Sonnets and Lifeboats
I never expect every day to provide a photograph of real consequence. The truth is; many days are often spent doing other tasks, working on books and exhibitions, doing chores and ordinary life basics, attending to the business of making a living and staying afloat, and so sometimes the day seems to fly by without an opportunity to really be somewhere where things are supposedly happening.
Perhaps that’s why so many images of Maggie going about her life here, making the garden that now, two years later, is something that was developing in her consciousness and in real time, and required the patience of many seasons to reach this stage of being. Part of my discipline, as you can see, is to try and make the most out of what I am given, which has always been my way as I work in the, “trust the world to show you interesting moments,” method that has been my approach all these 50+ years. So in that regard Maggie has become my local muse on the days when I have been unable to venture far beyond of the space we live in.
But there is something else at work here that needs considering; by choosing to live in Europe we have thrown ourselves into the life raft together and are each others sole companion (soul, too) most of the time, and that fact has shown me that Maggie is someone I continue to observe every day, and so for the first time in our 25 years together I was able to concentrate on the ordinary reality of watching her live. We have probably all seen the great work Harry Callahan did with his wife, and Weston with Charis, and of course there are other examples.

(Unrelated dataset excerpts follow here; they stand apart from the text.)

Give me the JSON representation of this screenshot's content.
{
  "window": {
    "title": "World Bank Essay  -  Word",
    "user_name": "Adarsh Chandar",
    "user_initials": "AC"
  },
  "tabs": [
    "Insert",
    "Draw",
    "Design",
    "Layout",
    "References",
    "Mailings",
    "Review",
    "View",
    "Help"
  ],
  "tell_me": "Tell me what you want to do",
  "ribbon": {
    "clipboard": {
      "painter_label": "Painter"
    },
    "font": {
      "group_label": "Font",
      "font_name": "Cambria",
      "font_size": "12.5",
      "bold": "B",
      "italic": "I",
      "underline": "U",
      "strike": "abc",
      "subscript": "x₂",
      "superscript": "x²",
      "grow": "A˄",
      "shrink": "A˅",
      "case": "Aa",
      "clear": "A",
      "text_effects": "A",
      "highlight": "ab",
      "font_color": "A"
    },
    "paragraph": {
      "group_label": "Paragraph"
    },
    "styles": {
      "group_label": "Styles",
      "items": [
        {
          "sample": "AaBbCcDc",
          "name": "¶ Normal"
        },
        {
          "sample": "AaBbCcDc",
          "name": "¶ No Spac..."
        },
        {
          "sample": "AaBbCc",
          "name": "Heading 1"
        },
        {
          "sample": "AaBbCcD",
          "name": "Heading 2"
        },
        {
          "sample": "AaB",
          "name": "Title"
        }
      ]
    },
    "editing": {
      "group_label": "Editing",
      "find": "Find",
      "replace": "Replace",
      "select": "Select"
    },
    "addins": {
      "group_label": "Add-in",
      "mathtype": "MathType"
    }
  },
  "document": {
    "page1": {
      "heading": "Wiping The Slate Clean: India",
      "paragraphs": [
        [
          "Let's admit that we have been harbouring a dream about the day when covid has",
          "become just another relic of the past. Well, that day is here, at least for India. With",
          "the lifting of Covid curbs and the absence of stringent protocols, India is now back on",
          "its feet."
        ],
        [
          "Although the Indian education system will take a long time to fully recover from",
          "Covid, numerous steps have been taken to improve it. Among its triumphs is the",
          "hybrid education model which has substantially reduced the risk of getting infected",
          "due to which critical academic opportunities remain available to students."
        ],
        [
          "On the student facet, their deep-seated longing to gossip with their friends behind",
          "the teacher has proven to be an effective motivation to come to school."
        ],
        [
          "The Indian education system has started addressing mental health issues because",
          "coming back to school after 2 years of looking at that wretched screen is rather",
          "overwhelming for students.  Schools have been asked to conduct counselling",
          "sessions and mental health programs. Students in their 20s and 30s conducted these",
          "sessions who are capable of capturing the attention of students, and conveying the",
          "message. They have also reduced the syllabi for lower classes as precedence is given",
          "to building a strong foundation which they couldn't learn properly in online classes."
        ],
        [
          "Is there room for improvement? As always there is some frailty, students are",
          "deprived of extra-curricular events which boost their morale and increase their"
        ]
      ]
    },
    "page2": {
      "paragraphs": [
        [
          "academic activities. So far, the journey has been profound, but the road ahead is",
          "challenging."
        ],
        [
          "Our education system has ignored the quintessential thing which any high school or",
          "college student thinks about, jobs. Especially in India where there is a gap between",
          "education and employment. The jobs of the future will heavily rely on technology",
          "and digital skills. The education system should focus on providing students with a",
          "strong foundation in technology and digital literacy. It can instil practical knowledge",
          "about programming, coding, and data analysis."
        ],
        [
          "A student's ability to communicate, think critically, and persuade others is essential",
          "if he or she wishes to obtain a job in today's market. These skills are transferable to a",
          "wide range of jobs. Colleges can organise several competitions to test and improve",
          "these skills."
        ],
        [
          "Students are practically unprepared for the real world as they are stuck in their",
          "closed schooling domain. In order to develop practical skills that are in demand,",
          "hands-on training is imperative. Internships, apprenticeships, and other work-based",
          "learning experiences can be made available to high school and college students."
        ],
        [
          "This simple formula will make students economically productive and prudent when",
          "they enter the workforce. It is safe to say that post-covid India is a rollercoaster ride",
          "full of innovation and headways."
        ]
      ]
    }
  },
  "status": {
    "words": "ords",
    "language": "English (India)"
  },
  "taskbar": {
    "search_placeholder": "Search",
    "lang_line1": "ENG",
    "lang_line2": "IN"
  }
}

I have no idea what I have amassed as yet, and what the overall quality and meaning of it will be, but for now, it is like an ongoing love sonnet made with images,. These things take time and trust to build, just like Maggie’s garden.
NB: After I wrote this post I took another look at the photograph for this day and thought, what is it about This image that made me want first to make it, and now to post it? I can tell you that none of these photographs of Maggie are set up as photographs. They are the instant observations I make when I discover her doing something and I get the call. Here, I turned the corner of the house to find Maggie standing there spraying an arc onto the bushes, but then I saw the cloud and the spray in relation to each other, and then the whiteness of her shirt came into play with the cloud, and then the shirt’s slipping off her lovely shoulder in that perfect way, and then the ‘bite’ of that black strap into her soft skin was duly noted, and made me see all of her, her posture, the way her head sits on her neck, and turned slightly, so that no face is seen, but a profile of the very edge, which tells me a lot, as I can ‘know’ what her face looks like from that edge without seeing it. And then the drapery of her shirt; sculptors in ancient Greece carved those lines in marble 3000 years ago, and they were able to look in the marble drape for the curve of a hip, just slightly carrying the weight of the supporting leg so that the swell of her body beneath the cloth gets the attention it deserves. All of that is what appeared to me as i caught this glimpse of her.